Yes, yes, yes and yes. I sent you links to some docs above. Check it out =)
It is decentralized. It is interplanetary. It is independent. There is no censorship. It is modular. You can fork the client or the chain. You can build your own graph, etc
You can create your own search algorithms. You can govern the whole system, via onchain governance, etc
What do you mean by that? Cyber uses IPFS as DB for storing content and it uses IPFS CIDs to create cyberlinks. However cyber can work with any stateful or statelss protocol as long as you can have a pair of CIDs and prove their source
I mean, suppose that cyber.page was blocked in my country. Could I still access it, for example through IPFS,
by downloading some software or accessing some File on IPFS?
cyber.page is just a POC reference gateway. No more. You can access the protocol via nay possible client. For example there is a TG bot @cyberdBot or there are firefox and chrome alpha extensions. We have started to work on a browser, called cyb, which is actually a personal blockchain application on top of a protocol. So no way to block it, unless you shut down the network.
Anyone is free to fork the client and to build whatever gateway they want to it, they could even make it private or semi private by filtering the front end.
Its still early days and and not in the mainnet. If you fancy, i’d be happy to chat and tell you how it works more in detail. Or you can check out the code on GH: https://github.com/cybercongress/go-cyber (thats the protocol repo)

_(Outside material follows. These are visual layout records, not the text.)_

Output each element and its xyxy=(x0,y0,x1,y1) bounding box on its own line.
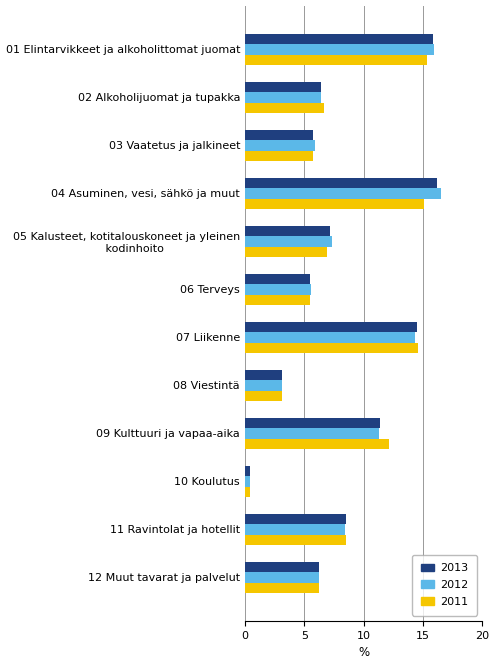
Bar xyxy=(245,82,321,92)
Bar xyxy=(245,225,330,236)
Bar xyxy=(245,465,249,476)
Bar xyxy=(245,572,318,583)
Bar xyxy=(245,583,318,593)
Bar xyxy=(245,561,318,572)
Bar xyxy=(245,199,424,209)
Bar xyxy=(245,247,327,257)
Bar xyxy=(245,55,427,65)
Bar xyxy=(245,390,282,401)
Bar xyxy=(245,524,345,535)
Bar xyxy=(245,151,313,161)
Bar xyxy=(245,332,415,342)
Bar xyxy=(245,418,380,428)
Bar xyxy=(245,380,282,390)
Bar xyxy=(245,236,332,247)
Bar xyxy=(245,428,379,439)
Bar xyxy=(245,273,310,284)
X-axis label: %: % xyxy=(358,646,369,660)
Bar xyxy=(245,321,417,332)
Bar xyxy=(245,140,315,151)
Bar xyxy=(245,178,437,188)
Bar xyxy=(245,476,249,487)
Bar xyxy=(245,370,282,380)
Bar xyxy=(245,130,313,140)
Bar xyxy=(245,92,321,102)
Bar xyxy=(245,513,346,524)
Bar xyxy=(245,33,433,44)
Bar xyxy=(245,342,418,353)
Bar xyxy=(245,102,324,113)
Bar xyxy=(245,284,311,295)
Legend: 2013, 2012, 2011: 2013, 2012, 2011 xyxy=(412,555,477,616)
Bar xyxy=(245,487,249,497)
Bar xyxy=(245,439,389,449)
Bar xyxy=(245,188,441,199)
Bar xyxy=(245,44,434,55)
Bar xyxy=(245,535,346,545)
Bar xyxy=(245,295,310,305)
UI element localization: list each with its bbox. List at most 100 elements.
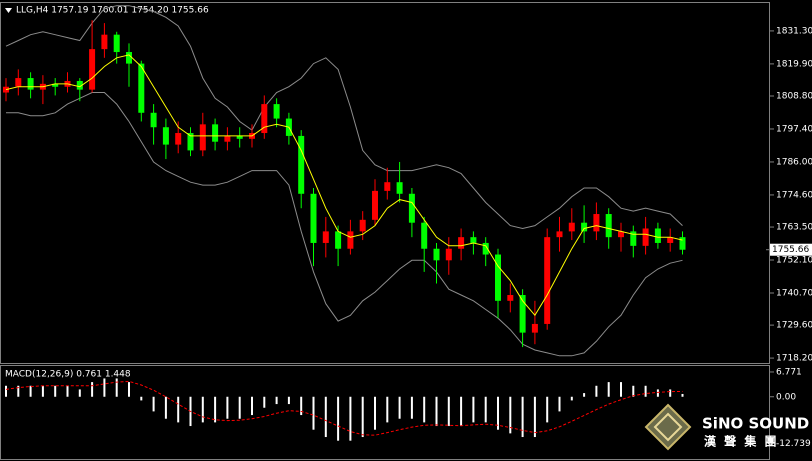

I wonder if any blockchain-based system can be “interplanetary”. Up to 24 minutes of the latency between Earth and Mars easily kills it (miners/validators cannot be distributed at least). Also, one of the super fancy goals of IPFS is to be partitionable, that is:
Info and apps function equally well in local area networks and offline. The Web is a partitionable fabric, like the internet.
This is also a reasonable requirement for interplanetary system, and seems to exclude the current blockchain technology which assumes the existence of the global, unpartitioned internet.
I have to agree with you, @sinkuu That’s why it is not such a bad idea to have no global index, but rather small crawler communities,
that eventually exchange their findings, but don’t stay in constant contact with everything else.
I think that my MVP Crawler kind of works.
It creates a reverse index, mapping keywords to CIDs in the JSON Format.
I didn’t yet get it to automatically publish to IPNS, because that seems to take very long.
Hi! I created Cyber and would love to address your concerns.
I wonder if any blockchain-based system can be “interplanetary”. Up to 24 minutes of the latency between Earth and Mars easily kills it (miners/validators cannot be distributed at least)
You are correct that It’s likely we will not be able to sync one chain between Mars and Earth. But we should not. I am pretty sure semantics on Mars will be very different from the Earth semantics.
That is why we defined the mechanism which allow to prove the rank for any given CID from Earth chain to any knowledge graph which will run by Martians. So you will need to sync only ranks of anchor CIDs back and forth using some relay.
I am pretty sure that solution 5 will not be able to work without solution 4.
You can learn from Yaca, that you cant build the search engine which will be useful following complete bottom-up utopia. The reason for this is quite straightforward: relevance have to be somehow protected from trivial sybil attacks. You can not achieve this without some economics. And yep, you cant add economic layer without dlt due to double spends.
Another problem with bottom-up utopia is that due to inability to have the full index such search will never be able to answer questions better than top-down solution.
Top-down approach must not be complex and centralized around one blockchain to rule them all. Сheck wp
I am pretty sure that it is a good idea to develop bottom-up utopia on top of top-down so you can get the betterness from two worlds.